Figures & data
Figure 1. Epigenetic regulation of the immune response in transplantation. (A) DNA methylation and histone modifications allow changes in chromatin structure that influence gene transcription. DNA methylation (black circles) and repressive histone marks (H3K27me3, H3K9me3, etc.) are associated with closed chromatin and gene repression while DNA demethylation (white circles) and active histone modifications (AcH3, AcH4, H3K4me3, H3K36me3, etc.) are correlated with an open chromatin structure, facilitating transcription factor binding and transcription. Enzymes such as histone acetyltransferases (HATs), histone deacetylases (HDACs), histone methyltransferases (HMTs), histone demethylases (HDMTs) and DNA methyltransferases (DNMTs), establish and maintain the balance between these modifications. (B) Changes in the chromatin structure of key genes in the immune responses that take place in organ transplantation can contribute to alloimmunity or tolerance. Epigenetic modifications (DNA methylation and histone modifications) regulate gene expression in different cell types in several ways: (1) the expression of pro-inflammatory (IL12, IL-1β, IL-6, TNF-α), regulatory (IL-10) cytokines, and co-stimulatory molecules (CD80, CD86, CD40) is modified in antigen-presenting cells (APCs); (2) DNA demethylation and histone deacetylation increase the stable expression of the FoxP3 transcription factor, strengthening the suppressive function of Treg cells; (3) in CD4+ T cells, the differentiation of naive CD4+ T cells into “helper” T cells (Th1, Th2, Th17) and the plasticity among them is modulated; (4) the transcription of cytotoxic molecules (granzyme B and perforin) and activating receptors (NKG2D) is inhibited, and the expression of inhibitory KIR is enhanced in memory CD8+ T cells and NK cells, promoting allograft acceptance; (5) mature B cell differentiation into antibody-producing cells is controlled, decreasing allorecognition by donor-specific antibodies and preventing graft rejection. DNA methylation and demethylation are represented by black and white lollipops, respectively; histone modifications are shown as circles: green, H3K4me3; red, H3K27me3; purple, H3K9me3; blue, acetylation of H3 or H4.
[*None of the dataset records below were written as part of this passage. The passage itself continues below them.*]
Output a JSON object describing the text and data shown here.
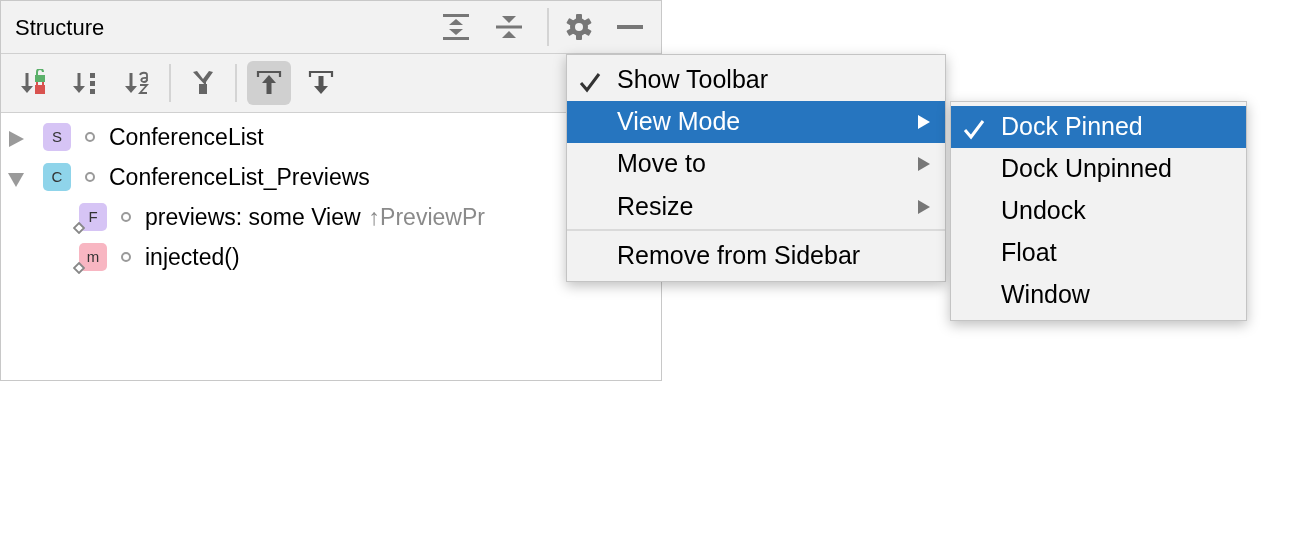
{
  "panel": {
    "title": "Structure",
    "toolbar": [
      [
        {
          "kind": "sort-visibility",
          "selected": false
        },
        {
          "kind": "sort-type",
          "selected": false
        },
        {
          "kind": "sort-alpha",
          "selected": false
        }
      ],
      [
        {
          "kind": "merge",
          "selected": false
        }
      ],
      [
        {
          "kind": "scroll-from",
          "selected": true
        },
        {
          "kind": "scroll-to",
          "selected": false
        }
      ]
    ],
    "tree": [
      {
        "badge": "S",
        "color": "#d6c4f5",
        "label": "ConferenceList",
        "expanded": false
      },
      {
        "badge": "C",
        "color": "#8fd4ea",
        "label": "ConferenceList_Previews",
        "expanded": true,
        "children": [
          {
            "badge": "F",
            "color": "#d6c4f5",
            "label": "previews: some View",
            "inherited": "↑PreviewPr"
          },
          {
            "badge": "m",
            "color": "#f8b6c2",
            "label": "injected()"
          }
        ]
      }
    ]
  },
  "menu": [
    {
      "label": "Show Toolbar",
      "checked": true,
      "selected": false,
      "submenu": false
    },
    {
      "label": "View Mode",
      "checked": false,
      "selected": true,
      "submenu": true
    },
    {
      "label": "Move to",
      "checked": false,
      "selected": false,
      "submenu": true
    },
    {
      "label": "Resize",
      "checked": false,
      "selected": false,
      "submenu": true,
      "separator_after": true
    },
    {
      "label": "Remove from Sidebar",
      "checked": false,
      "selected": false,
      "submenu": false
    }
  ],
  "submenu": [
    {
      "label": "Dock Pinned",
      "checked": true,
      "selected": true
    },
    {
      "label": "Dock Unpinned",
      "checked": false,
      "selected": false
    },
    {
      "label": "Undock",
      "checked": false,
      "selected": false
    },
    {
      "label": "Float",
      "checked": false,
      "selected": false
    },
    {
      "label": "Window",
      "checked": false,
      "selected": false
    }
  ]
}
Figure 2. Targeting the activation and plasticity of CD4 T cells by HDAC inhibitors. After activation, CD4 T cells are directed toward different subsets of effector T cells (Th1, Th2 or Th17) or regulatory T cells (Treg) with specialized functions. These processes are regulated by epigenetic modifications that allow stable and heritable lineages but at the same time maintain the capacity to respond to environmental changes and switch from one lineage to another (plasticity). Dashed red lines indicate the plasticity and flexibility among CD4+ T cell subsets regulated by epigenetic mechanisms; dashed blue lines show the epigenetic treatments proposed for providing tolerance after transplantation. Epigenetic status of key transcription factors and cytokines essential for plasticity are shown for each CD4 T cell subset. This molecular mechanism may be related to poised, bivalent epigenetic stages (i.e., permissive H3K4me3 plus repressive H3K27me3 marks) in opposing lineages. HDAC inhibitors (HDACi) are believed to modulate the balance between immunity and tolerance: (A) TSA, VPA and SAHA diminish the expression of MHC class II and co-stimulatory molecules (CD1a, CD40, CD80, CD83), and disruption of HDAC11 increases IL-10 expression in DCs, favoring immune tolerance; (B) TSA and SAHA increase mRNA levels of FoxP3, CTLA4, GITR, PD-1 and IL-10, promoting the peripheral conversion of T cells into iTreg cells and enhancing suppressive function in vitro and in vivo; (C) an interesting approach is the use of epigenetic inhibitors to block the conversion of iTreg into Th17/Th1 cells in an inflammatory environment or the differentiation of effector T cells (Th1, Th17) into regulatory T cells with suppressive functions.